Back in the early sixties, when teenagers were falling in love with their Mustangs,
Fred Hay '66 didn't think much about automobiles.



Certainly he didn't think that thirty years later, automobiles would be just about all he would think about. Automobile parts, that is.



Today Fred Hay, who claims that before and during college he “didn't have a clue about what I wanted to do,” is president of Interior Systems and Components: United Technologies Automotive, a division of United Technologies and one of the leading distributors of interior auto parts in the world.



“I assumed I wanted to go into business,” says Hay, who majored in economics and received an M.BA from Indiana State University in 1970. “But I knew I was headed for the military after graduation.” And he also had football and lacrosse to concentrate on, so professional life could wait.



Hay enlisted in the Army, avoided a tour in Vietnam when the military cancelled his orders at the last moment, and spent his military days as an officer in the Atlanta Army supply depot.



The Ford Motor Company gave Hay
his first job after graduate school. During the next eleven years, the company gave him seven more jobs, moving him from automobile financing to corporate finance to strategic planning.



His tenure with Ford's long-term planning arm coincided with the Mideast oil embargoes and the Japanese invasion of the U.S. automobile market. “We realized that we were going to have to stop the broad diversification plans we had made at Ford and get back to basics,” Hay recalls. “We simply had to focus on making vehicles, take the competition head-on, and basically just try to survive.”



It was while managing this latest crisis at Ford that Hay realized he wanted to switch to the supplier side of the automobile business. When United Technologies Automotive offered him a job as vice president of strategic planning, flay leaped at the opportunity to work for the smaller and faster-moving company.



Today he is president of an operation that includes twenty-five plants throughout the world and does between $650 and $700 million worth of business. His division supplies components such as roof systems, door trim panels, steering wheels, and dashboards not only to GM, Ford, and Chrysler, but also to Korean and Japanese automakers.



“I don't have to worry about whether people buy Japanese or American cars as much as I do about specific lines of cars that we supply with components,” he says.



Hay has seen major changes in the U.S. auto industry as companies have moved from ordering parts that their engineers demanded to operating with suppliers to find out the most cost-effective designs for cars. Hay and UTA will work with a company from day one to design a car with the lowest possible production costs and sticker prices.



With the passage of the North American Free Trade Agreement and the expansion of the U.S. auto industry into Mexico, Hay's group will be
expanding right along with the Big Three. “We're going to be expanding the total number of cars built and sold in North America and that can only help the industry as a whole,” he explains. “We [UTA] simply have to be where our customers build their cars. Especially since some of our products are bulky and difficult to ship.”
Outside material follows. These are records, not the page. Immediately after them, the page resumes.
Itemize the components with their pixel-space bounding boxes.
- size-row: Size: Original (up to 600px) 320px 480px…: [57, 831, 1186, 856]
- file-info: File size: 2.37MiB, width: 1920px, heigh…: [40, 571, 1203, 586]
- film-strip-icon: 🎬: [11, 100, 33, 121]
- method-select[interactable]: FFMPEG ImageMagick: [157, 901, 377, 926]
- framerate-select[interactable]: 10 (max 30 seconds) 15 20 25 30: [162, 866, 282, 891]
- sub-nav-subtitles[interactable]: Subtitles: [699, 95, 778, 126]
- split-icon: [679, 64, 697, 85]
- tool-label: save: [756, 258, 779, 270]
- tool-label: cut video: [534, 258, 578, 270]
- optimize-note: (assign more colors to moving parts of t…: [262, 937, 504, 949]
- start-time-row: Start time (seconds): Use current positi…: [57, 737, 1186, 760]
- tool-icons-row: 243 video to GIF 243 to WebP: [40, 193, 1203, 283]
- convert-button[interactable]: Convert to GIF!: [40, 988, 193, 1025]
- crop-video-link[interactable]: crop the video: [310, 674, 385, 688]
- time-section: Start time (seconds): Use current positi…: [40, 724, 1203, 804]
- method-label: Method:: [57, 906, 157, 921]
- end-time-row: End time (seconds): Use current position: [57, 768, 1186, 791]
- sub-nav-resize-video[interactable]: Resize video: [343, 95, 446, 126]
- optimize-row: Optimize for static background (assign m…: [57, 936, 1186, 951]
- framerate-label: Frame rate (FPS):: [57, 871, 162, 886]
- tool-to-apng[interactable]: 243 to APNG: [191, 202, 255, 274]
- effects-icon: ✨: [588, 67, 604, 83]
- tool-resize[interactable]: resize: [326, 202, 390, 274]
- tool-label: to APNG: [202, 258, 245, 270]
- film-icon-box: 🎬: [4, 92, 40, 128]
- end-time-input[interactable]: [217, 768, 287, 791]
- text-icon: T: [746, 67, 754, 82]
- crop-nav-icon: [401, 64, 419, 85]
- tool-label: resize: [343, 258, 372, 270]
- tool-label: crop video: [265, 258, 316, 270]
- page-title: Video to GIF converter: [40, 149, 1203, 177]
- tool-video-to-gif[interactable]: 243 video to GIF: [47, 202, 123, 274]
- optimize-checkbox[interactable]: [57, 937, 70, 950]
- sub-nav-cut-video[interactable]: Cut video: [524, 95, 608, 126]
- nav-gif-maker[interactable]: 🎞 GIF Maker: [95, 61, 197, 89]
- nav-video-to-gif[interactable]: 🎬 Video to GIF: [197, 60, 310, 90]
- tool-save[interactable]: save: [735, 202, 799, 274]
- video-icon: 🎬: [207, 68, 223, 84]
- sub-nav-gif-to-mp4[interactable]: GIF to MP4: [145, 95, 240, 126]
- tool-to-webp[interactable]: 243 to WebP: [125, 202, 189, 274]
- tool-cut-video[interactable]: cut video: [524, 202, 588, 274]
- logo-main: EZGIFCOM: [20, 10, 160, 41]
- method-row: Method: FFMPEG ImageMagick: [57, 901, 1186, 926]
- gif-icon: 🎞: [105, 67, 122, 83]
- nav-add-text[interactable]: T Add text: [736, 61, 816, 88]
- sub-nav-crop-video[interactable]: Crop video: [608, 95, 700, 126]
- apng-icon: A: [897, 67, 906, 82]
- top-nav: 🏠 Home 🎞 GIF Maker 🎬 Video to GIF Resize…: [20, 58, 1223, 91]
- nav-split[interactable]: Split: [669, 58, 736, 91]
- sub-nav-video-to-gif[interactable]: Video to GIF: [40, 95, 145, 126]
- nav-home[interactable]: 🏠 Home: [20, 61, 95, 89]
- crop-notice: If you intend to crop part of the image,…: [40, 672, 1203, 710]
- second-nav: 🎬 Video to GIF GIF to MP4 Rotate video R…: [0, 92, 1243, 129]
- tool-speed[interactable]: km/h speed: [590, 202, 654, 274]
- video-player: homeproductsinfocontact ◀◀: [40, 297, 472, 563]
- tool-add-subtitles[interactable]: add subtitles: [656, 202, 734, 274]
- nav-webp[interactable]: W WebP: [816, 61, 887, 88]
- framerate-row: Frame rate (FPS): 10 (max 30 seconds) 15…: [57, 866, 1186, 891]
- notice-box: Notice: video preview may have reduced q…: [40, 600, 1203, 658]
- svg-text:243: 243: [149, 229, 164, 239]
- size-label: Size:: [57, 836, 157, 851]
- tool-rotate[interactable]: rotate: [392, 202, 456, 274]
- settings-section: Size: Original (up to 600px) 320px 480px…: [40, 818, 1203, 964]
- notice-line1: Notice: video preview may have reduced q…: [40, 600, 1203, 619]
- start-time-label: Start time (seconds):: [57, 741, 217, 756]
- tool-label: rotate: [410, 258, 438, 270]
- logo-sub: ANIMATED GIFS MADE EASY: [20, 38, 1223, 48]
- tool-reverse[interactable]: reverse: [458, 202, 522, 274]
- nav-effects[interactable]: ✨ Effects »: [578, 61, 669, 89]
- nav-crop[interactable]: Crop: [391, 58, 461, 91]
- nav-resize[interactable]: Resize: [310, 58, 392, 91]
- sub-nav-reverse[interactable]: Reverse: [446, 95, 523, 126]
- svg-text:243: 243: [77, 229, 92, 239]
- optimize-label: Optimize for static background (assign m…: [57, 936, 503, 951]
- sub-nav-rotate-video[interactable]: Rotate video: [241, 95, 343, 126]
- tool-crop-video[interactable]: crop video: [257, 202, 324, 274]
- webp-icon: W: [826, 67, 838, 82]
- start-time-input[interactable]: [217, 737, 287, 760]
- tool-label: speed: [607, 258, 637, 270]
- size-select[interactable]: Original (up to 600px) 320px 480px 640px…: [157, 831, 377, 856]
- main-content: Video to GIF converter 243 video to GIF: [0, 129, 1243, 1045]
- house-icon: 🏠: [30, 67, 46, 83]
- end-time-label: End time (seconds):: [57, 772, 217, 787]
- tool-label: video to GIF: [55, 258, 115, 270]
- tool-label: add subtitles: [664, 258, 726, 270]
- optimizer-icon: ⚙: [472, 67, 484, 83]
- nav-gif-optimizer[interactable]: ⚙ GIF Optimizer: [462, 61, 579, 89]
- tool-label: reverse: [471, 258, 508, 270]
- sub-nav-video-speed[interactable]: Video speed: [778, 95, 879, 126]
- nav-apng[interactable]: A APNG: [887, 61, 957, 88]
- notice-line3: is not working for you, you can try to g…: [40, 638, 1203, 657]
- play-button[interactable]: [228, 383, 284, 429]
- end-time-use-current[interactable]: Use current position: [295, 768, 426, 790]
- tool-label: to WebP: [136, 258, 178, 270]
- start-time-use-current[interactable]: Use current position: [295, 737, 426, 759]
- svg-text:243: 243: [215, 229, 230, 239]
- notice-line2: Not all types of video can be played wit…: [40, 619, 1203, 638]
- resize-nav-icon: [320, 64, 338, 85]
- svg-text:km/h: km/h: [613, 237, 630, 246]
In addition, with the fall of the Iron Curtain, Hay also notes the possibilities for expansion into Eastern Europe. Companies will build plants there to take advantage of the low cost of labor, he says; once the workers start earning more money of their own, they'll want to buy more cars.



One thing that has remained stable through the years is the nature of the auto business, which Hay says operates in a constant state of, well, crisis.



“There's just so much tough competition,” he says, “and so much money invested that you have no choice but to move as quickly as you can.” Just put on your seat belt and head into the fast lane, one might say.